The IMSAI chassis is 0.075" (13 gauge) aluminum, and formed into a boxed shape. This is serious metal (with an equally serous warp in it). I have multiple bar clamps on it, I would guess at least a couple of hundred pounds of pressure on it. Unfortunately, there is no center screw (at least on my IMSAI), only two on the sides, each 1/4 of the way from the front or back. All that just to say that just leaning on it wouldn't work. I have another heavy transformer (about 20 lbs) that I balanced on top of the installed transformer, and there was no deflection downwards.. that's why I tried the clamps.

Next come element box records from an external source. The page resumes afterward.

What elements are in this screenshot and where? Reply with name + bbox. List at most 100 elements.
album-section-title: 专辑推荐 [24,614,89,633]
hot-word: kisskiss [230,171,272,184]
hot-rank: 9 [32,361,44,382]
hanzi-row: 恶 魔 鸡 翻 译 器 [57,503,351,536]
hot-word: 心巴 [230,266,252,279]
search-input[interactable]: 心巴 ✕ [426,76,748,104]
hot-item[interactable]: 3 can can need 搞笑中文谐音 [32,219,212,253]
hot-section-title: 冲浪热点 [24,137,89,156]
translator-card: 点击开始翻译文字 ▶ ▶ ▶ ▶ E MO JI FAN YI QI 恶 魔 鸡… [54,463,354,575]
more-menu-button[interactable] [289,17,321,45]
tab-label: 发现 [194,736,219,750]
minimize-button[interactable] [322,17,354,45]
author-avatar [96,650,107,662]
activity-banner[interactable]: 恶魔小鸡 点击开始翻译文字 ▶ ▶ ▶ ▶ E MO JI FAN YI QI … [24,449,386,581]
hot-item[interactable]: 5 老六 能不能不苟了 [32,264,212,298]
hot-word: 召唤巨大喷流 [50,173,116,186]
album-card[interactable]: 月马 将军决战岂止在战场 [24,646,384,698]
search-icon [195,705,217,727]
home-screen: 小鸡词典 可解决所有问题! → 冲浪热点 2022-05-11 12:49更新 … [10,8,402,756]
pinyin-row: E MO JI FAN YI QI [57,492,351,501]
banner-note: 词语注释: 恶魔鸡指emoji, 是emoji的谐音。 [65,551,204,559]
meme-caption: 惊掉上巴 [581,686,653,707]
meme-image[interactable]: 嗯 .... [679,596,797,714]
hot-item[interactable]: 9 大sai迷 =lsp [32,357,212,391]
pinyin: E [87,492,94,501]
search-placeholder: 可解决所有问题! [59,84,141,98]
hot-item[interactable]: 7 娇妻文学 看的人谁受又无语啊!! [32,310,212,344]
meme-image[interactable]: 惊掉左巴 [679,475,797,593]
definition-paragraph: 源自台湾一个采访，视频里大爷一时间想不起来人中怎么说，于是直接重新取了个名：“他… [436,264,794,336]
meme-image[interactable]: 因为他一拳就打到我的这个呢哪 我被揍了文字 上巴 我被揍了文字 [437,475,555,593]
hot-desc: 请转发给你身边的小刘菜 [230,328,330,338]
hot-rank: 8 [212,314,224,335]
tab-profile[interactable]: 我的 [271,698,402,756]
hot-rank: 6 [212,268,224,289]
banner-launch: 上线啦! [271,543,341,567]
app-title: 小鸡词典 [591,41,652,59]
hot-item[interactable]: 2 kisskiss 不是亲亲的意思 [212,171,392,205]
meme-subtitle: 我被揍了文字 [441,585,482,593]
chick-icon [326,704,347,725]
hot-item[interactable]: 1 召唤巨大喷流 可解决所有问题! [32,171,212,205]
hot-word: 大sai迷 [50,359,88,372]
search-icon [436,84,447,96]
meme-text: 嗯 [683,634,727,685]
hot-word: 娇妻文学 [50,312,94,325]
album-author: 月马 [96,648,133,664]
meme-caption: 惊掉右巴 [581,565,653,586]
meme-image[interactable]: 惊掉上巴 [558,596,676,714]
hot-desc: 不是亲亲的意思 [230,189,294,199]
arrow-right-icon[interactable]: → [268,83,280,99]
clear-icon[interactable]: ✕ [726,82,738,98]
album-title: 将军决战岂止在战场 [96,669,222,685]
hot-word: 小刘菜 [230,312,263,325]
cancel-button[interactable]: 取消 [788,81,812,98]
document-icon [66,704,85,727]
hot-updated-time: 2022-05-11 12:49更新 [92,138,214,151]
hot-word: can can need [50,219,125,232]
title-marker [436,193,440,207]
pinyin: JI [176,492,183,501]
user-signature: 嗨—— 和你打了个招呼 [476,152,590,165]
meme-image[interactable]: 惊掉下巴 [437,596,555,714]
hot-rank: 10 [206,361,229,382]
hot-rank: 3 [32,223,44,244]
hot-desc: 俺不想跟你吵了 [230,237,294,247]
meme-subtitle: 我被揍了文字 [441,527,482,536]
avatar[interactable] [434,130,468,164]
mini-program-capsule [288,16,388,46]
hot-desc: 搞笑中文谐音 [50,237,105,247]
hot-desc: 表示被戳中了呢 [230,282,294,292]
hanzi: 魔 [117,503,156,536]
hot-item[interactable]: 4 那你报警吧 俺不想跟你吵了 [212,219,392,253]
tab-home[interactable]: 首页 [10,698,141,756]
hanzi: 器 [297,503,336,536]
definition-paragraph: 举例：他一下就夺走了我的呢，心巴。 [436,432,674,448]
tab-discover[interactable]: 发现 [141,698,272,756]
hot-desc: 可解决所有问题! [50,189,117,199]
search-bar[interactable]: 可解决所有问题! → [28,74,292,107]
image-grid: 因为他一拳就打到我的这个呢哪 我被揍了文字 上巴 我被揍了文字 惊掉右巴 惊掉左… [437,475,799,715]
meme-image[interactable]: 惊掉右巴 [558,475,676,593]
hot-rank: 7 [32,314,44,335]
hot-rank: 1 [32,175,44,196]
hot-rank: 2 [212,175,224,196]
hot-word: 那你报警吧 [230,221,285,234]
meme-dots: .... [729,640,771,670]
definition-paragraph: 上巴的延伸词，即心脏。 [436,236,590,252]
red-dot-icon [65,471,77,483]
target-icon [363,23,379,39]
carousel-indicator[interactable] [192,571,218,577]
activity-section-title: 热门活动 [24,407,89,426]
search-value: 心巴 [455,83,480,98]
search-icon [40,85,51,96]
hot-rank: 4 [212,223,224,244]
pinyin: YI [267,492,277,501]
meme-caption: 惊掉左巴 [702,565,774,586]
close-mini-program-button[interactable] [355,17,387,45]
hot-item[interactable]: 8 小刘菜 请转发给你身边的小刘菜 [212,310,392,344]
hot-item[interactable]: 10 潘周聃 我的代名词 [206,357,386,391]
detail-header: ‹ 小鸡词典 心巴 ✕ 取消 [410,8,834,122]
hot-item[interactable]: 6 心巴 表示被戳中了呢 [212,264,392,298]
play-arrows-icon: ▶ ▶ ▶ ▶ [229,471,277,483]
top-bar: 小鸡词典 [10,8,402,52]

That pretty much sinces it. It is surely caused by heat difference.
Dwight

Chuck(G)
April 28th, 2010, 06:10 PM
Agreed, Dwight. This is where I'd probably go at the aluminum with a rawhide hammer and a dolly. I think if you want to keep it from happening again, I would recommend that you cut and bore a piece of fairly heavy sheet steel to sandwhich between the PS PCB and transformer and the bottom of the case.

Crawford
April 30th, 2010, 06:01 AM
All,

Thanks for the inputs. For now I think I'll see if the clamp-straightening works - last check showed only a 2MM deflection. I thought of something similar to what Chuck suggested, but heat-treating the chassis in an oven whilst clamped to a plate, and perhaps quenching it. (Honey? what are you cooking? Ummm ... nothing dear!). I'll keep the truss idea in mind for if it recurs.

-Crawford

Dwight Elvey
April 30th, 2010, 07:49 AM
All,

Thanks for the inputs. For now I think I'll see if the clamp-straightening works - last check showed only a 2MM deflection. I thought of something similar to what Chuck suggested, but heat-treating the chassis in an oven whilst clamped to a plate, and perhaps quenching it. (Honey? what are you cooking? Ummm ... nothing dear!). I'll keep the truss idea in mind for if it recurs.

-Crawford

Hi
An alternative to bracing is the opposite. Drill a bunch of holes
under the transformer. This will give the metal a place to releave
the tension from the heat and also improve the cooling of the
transformer.
Another attack would be to place an insulating sheet under the
transformer. I don't like this one as it would decrease cooling
for the transformer.
Dwight

glitch
April 30th, 2010, 08:37 AM
What I've done with tube equipment is to drill out the transformer mounting holes, and place a rubber or plastic grommet in there. You then secure the transformer to the grommet with washers on either side. In my experience, this allows for enough movement of the chassis to prevent deflection. It also decouples the transformer (mechanically) from the chassis, which can reduce microphonic hum in tube stuff, since a transformer under load vibrates.

paul
April 30th, 2010, 02:23 PM
..heat-treating the chassis in an oven...Hmm, you might be very sorry if you did that. The chassis will be full of residual stresses from manufacture of the sheet metal, fabricating the bends, and aging - which might result in a warped mess if given the chance to re-distribute. Best to leave it as-is.

Chuck(G)
April 30th, 2010, 03:40 PM
Got a friend with an English wheel and a flat anvil (lower roller)? He'll make short work of smoothing your chassis out. Otherwise, a rawhide hammer and a dolly will do the trick, but be a bit more difficult to get exactly right. Someone who knows how to wield a planishing hammer can also do the job.